Evan Schmidt, a project leader for nonprofit research and social advocacy group Valley Vision, said the six-county region comprises 6.2 percent of California’s population, but only received 4.7 percent of available funds for the 2014-15 fiscal year.

The auctions generated $1.8 billion in revenue through the 2015-16 fiscal year that just ended, and are projected to raise between $1.4 billion and $2.2 billion for the 2016-17 fiscal year, which began July 1.

“A mayor who wrote the law has an opportunity to put a stake in the ground on behalf of our community,” Steinberg contended.

Valenzuela Garcia doesn’t think it will be that simple.

“I mean, you can pass a bill that says Sacramento gets this and that, but that’s not the way it works,” she said, explaining that preference is given to competitive applications from engaged communities.

Because the application process is long and tedious, disadvantaged communities often need help, which sometimes leads to poor results. Some nonprofits will approach communities like Avondale Glen Elder with prewritten cap-and-trade applications that advance their agendas rather than address the community’s desires. For instance, the program probably can’t be used to build that grocery store that Jermaine Gill wants.

“It kind of feels like we have to take what’s given to us,” Pope-Harden said. “It’s not like anybody’s ever asked us, ’Hey, what do you want?’”

“There’s not always a great match between what neighborhoods want and need, and what the cap-and-trade program can provide,” Schmidt acknowledged.

For now, most of the work to redress Sacramento’s history of environmental injustice is small and piecemeal.

RT could use cap and trade to expand bus service, though it’s notorious for prioritizing light-rail expansions. Pope-Harden said her association supports the Sacramento Transportation Authority’s Measure B, which could yield roughly $1 billion to RT over 30 years, though she’s wary of how RT will spend the money.

But Pope-Harden remained hopeful that cap and trade might bring her neighborhood some of the financial help it’s rarely received.
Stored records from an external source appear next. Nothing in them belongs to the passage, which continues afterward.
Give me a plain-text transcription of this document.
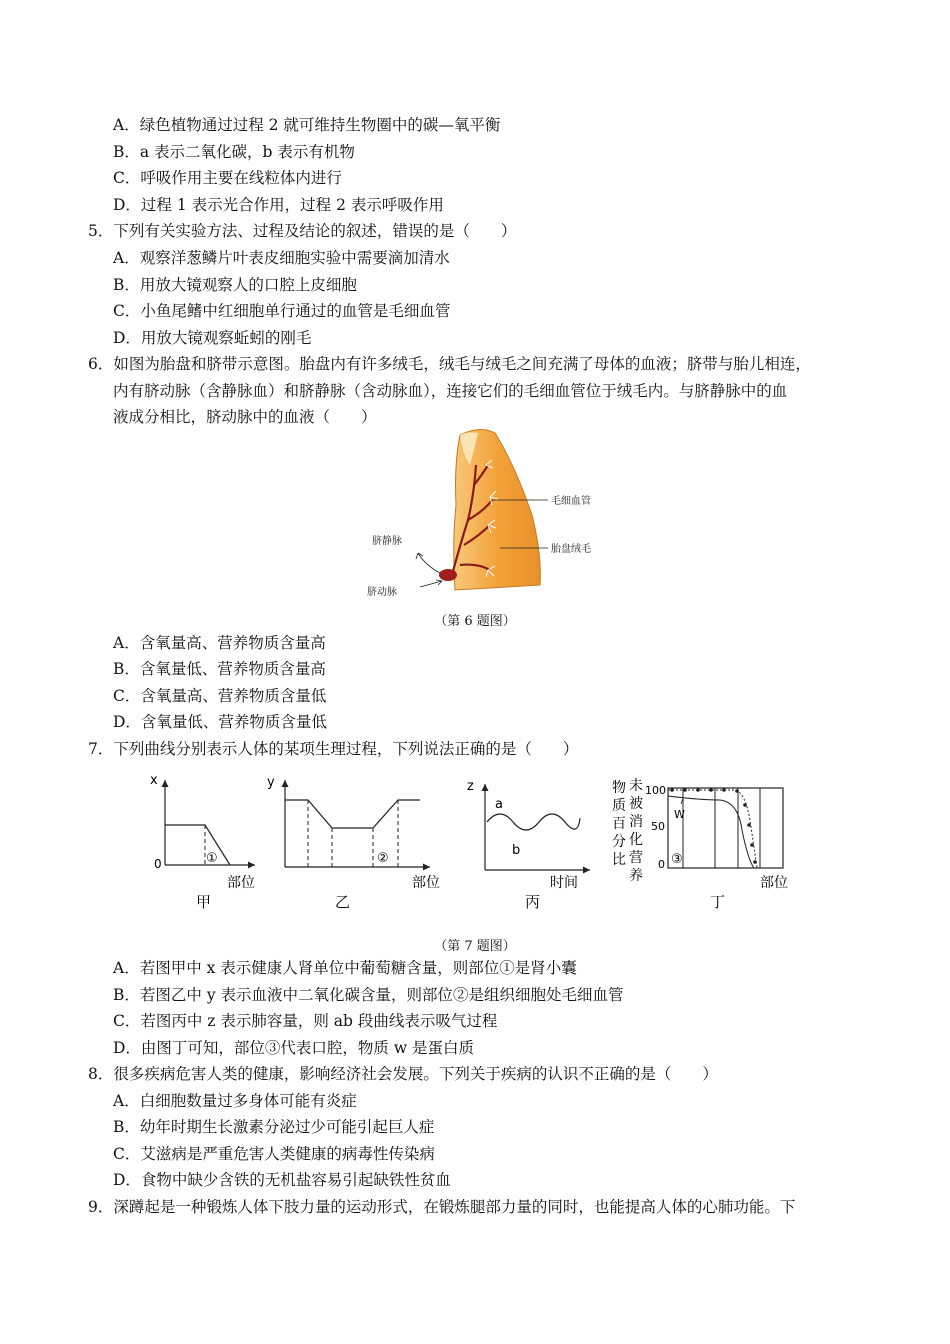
A．绿色植物通过过程 2 就可维持生物圈中的碳—氧平衡
B．a 表示二氧化碳，b 表示有机物
C．呼吸作用主要在线粒体内进行
D．过程 1 表示光合作用，过程 2 表示呼吸作用
5．下列有关实验方法、过程及结论的叙述，错误的是（　　）
A．观察洋葱鳞片叶表皮细胞实验中需要滴加清水
B．用放大镜观察人的口腔上皮细胞
C．小鱼尾鳍中红细胞单行通过的血管是毛细血管
D．用放大镜观察蚯蚓的刚毛
6．如图为胎盘和脐带示意图。胎盘内有许多绒毛，绒毛与绒毛之间充满了母体的血液；脐带与胎儿相连，
内有脐动脉（含静脉血）和脐静脉（含动脉血），连接它们的毛细血管位于绒毛内。与脐静脉中的血
液成分相比，脐动脉中的血液（　　）
毛细血管
胎盘绒毛
脐静脉
脐动脉
（第 6 题图）
A．含氧量高、营养物质含量高
B．含氧量低、营养物质含量高
C．含氧量高、营养物质含量低
D．含氧量低、营养物质含量低
7．下列曲线分别表示人体的某项生理过程，下列说法正确的是（　　）
x
0	①
部位
甲
y
②
部位
乙
z
a
b
时间
丙
物
质
百
分
比
未
被
消
化
营
养
100
50
0
W
③
部位
丁
（第 7 题图）
A．若图甲中 x 表示健康人肾单位中葡萄糖含量，则部位①是肾小囊
B．若图乙中 y 表示血液中二氧化碳含量，则部位②是组织细胞处毛细血管
C．若图丙中 z 表示肺容量，则 ab 段曲线表示吸气过程
D．由图丁可知，部位③代表口腔，物质 w 是蛋白质
8．很多疾病危害人类的健康，影响经济社会发展。下列关于疾病的认识不正确的是（　　）
A．白细胞数量过多身体可能有炎症
B．幼年时期生长激素分泌过少可能引起巨人症
C．艾滋病是严重危害人类健康的病毒性传染病
D．食物中缺少含铁的无机盐容易引起缺铁性贫血
9．深蹲起是一种锻炼人体下肢力量的运动形式，在锻炼腿部力量的同时，也能提高人体的心肺功能。下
She has worked with Valenzuela Garcia on a cap-and-trade application to build a $5 million bike and walking trail at Morrison Creek between Power Inn and 65th.

“I think the beauty is that we have this opportunity,” Pope-Harden said.

Creating an opportunity was one of the goals of the UC Davis report, said lead researcher London, who timed its release ahead of grant application deadlines for cap-and-trade allocations.

As for the report’s overarching goal of inspiring regional action, Steinberg said he finds the argument compelling.

“It’s very consistent with what I campaigned on,” he told SN&R. “I’ve always believed that you campaign everywhere when you run for office, and of course you’re responsive to everyone, but your intense attention must be paid to the neighborhoods that need help the most.”

These neighborhoods will need Steinberg to hold that promise even more now.

Two of the community groups that the UC Davis report envisioned leading the charge, Ubuntu Green and the Coalition on Regional Equity, have since fractured.